M1 vectors...

How are you supposed to do this? The answer says to use s = ut + 0.5at^2 for A. but then what is s? Is this the displacement vector of s? How do you know that this is where the particles collide?

And also how would you find the position vector of B's starting point?

Why do you want that

okay thanks. its part of the questio

Well they have the same position vector

So you do the same and figure out what has been added on


Wow ... negged for helping ... great

Thanks. I didn't neg you!

No, I know


DId you solve the question?

Yes I have another q though. If you have 2 particles A and B and want to find when B is due east of A, why is it that the i coefficients are equal?

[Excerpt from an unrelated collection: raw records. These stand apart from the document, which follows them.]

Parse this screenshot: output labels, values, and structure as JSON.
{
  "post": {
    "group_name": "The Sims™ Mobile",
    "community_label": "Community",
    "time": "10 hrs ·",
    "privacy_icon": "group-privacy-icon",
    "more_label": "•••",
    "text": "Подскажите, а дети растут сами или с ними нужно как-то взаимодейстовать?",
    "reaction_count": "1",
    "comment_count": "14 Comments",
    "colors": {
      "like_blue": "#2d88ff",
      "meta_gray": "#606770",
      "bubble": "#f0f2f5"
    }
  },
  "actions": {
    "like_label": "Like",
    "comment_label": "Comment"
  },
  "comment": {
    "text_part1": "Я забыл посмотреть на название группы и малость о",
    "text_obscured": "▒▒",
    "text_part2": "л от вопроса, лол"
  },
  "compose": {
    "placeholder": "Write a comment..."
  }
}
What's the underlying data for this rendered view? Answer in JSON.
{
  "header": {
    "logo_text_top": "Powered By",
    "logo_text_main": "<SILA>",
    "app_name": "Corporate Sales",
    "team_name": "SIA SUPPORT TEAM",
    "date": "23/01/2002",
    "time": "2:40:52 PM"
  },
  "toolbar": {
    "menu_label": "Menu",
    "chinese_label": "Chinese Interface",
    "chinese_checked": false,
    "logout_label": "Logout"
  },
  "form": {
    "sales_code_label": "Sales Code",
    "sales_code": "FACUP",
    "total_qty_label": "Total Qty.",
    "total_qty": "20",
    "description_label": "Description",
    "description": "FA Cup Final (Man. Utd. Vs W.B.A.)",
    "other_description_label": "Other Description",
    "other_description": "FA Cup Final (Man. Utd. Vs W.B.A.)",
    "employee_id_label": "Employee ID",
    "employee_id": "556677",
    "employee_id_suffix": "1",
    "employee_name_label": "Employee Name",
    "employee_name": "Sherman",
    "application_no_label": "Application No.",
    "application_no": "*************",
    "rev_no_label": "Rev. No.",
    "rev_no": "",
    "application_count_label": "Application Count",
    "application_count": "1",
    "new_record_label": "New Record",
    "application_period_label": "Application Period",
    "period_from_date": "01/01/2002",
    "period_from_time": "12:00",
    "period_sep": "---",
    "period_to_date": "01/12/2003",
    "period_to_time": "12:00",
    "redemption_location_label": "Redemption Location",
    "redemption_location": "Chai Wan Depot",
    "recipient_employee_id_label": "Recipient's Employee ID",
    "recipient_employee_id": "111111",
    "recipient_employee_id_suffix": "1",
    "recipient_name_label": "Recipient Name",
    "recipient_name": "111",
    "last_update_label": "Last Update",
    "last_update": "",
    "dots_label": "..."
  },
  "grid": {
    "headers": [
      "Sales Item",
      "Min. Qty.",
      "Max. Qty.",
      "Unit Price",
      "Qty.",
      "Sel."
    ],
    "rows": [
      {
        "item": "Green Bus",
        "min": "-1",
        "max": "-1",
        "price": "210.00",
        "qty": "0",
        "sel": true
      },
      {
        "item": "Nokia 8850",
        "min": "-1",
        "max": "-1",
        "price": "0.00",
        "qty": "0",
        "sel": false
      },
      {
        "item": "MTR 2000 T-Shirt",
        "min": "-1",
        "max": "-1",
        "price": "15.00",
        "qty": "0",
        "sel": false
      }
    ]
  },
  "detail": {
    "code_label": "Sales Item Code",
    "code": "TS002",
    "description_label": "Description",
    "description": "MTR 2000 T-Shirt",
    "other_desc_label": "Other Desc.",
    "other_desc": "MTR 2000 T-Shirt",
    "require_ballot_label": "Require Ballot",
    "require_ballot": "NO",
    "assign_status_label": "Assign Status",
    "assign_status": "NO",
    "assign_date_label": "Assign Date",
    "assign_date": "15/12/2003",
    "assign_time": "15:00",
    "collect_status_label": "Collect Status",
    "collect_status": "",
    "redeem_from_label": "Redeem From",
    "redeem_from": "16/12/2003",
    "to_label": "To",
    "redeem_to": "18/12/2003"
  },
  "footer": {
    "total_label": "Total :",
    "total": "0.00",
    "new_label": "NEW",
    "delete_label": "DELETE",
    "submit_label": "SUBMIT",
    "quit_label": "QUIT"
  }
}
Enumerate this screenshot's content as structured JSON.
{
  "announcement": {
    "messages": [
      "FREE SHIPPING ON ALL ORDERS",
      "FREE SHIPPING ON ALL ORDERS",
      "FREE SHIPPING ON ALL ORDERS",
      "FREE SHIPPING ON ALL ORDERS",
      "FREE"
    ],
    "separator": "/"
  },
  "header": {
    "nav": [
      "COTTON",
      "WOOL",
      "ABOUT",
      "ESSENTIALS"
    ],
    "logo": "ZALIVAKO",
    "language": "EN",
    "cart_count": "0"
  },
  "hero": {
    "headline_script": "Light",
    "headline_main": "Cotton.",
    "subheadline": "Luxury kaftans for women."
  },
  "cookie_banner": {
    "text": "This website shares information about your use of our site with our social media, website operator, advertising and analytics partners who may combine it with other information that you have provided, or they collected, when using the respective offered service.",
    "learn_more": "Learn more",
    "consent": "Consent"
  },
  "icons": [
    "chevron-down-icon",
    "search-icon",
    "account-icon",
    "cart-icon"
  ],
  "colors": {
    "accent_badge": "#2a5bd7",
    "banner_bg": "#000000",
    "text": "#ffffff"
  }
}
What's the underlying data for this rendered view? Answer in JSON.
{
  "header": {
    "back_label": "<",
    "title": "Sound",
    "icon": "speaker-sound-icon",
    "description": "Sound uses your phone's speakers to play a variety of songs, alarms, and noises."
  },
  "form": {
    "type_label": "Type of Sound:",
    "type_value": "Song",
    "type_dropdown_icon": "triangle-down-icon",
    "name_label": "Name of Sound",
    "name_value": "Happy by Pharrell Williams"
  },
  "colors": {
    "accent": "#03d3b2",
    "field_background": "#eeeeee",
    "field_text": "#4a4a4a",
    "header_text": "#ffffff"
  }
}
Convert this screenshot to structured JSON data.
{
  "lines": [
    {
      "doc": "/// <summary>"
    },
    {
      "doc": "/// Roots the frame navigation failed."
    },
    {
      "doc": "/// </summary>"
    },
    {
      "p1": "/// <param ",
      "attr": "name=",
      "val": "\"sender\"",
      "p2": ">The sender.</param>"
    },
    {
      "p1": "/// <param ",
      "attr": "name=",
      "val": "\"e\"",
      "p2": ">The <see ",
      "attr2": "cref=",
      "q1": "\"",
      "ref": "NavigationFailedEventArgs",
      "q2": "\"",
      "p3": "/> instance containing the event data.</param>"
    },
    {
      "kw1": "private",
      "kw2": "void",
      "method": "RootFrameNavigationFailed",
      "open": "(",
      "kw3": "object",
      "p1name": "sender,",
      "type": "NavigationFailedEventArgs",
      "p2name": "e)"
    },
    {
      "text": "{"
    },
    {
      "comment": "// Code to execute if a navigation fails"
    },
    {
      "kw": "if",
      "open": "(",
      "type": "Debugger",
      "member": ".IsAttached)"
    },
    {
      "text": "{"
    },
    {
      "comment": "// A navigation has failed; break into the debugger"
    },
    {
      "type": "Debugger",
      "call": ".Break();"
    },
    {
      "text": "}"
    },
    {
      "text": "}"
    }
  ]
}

And why is it that the j coefficients are equal if you want to find when B is due north of A? (If you are given their position vectors) I can't get my head around this.

And how do you find velocity of the particles if you are only given position vectors of them?

Finally, if 2 vector quantities C and D collide (e.g. if C intercepts D at a certain time) how do you find the resultant vector velocities involved? is it that the vector CD = 0, or DC = 0?
And to calculate CD, is it position vector D - position vector C?


Suppose it would help if I gave a question for context of the intercepting thing:

at 0900 a boat is travelling at constant speed, with position vector -2i - 4j km relative to the origin.
0940 S is at 4i - 6j.

Find an expression for s in terms of t

At 1100 a motorboat leaves O and travels with constant velocity (pi + qj) kmh^-1. If it intercepts the first boat at 1130, calculate p and q.

That depends on the definition of i and j



Velocity is (change in position)/time

Moving from 3i+5j to 7i+15j in 2 seconds
Change in position = 4i+10j
Divide by time = 2i+5j = velocity



Boat has velocity = (6i-2j)/{4/6} = 9i-3j
r = (-2i-4j) + (9i-3j)t
So at 11 r = (-2i-4j) + (9i-3j)2 = 16i-10j

SO

Starting at 1100
B = (6i-10j) + (9i-3j)t
M = (0i+0j) + (pi+qj)t

They meet at t = 0.5

i gives 6 + 4.5 = 0 + 0.5p

etc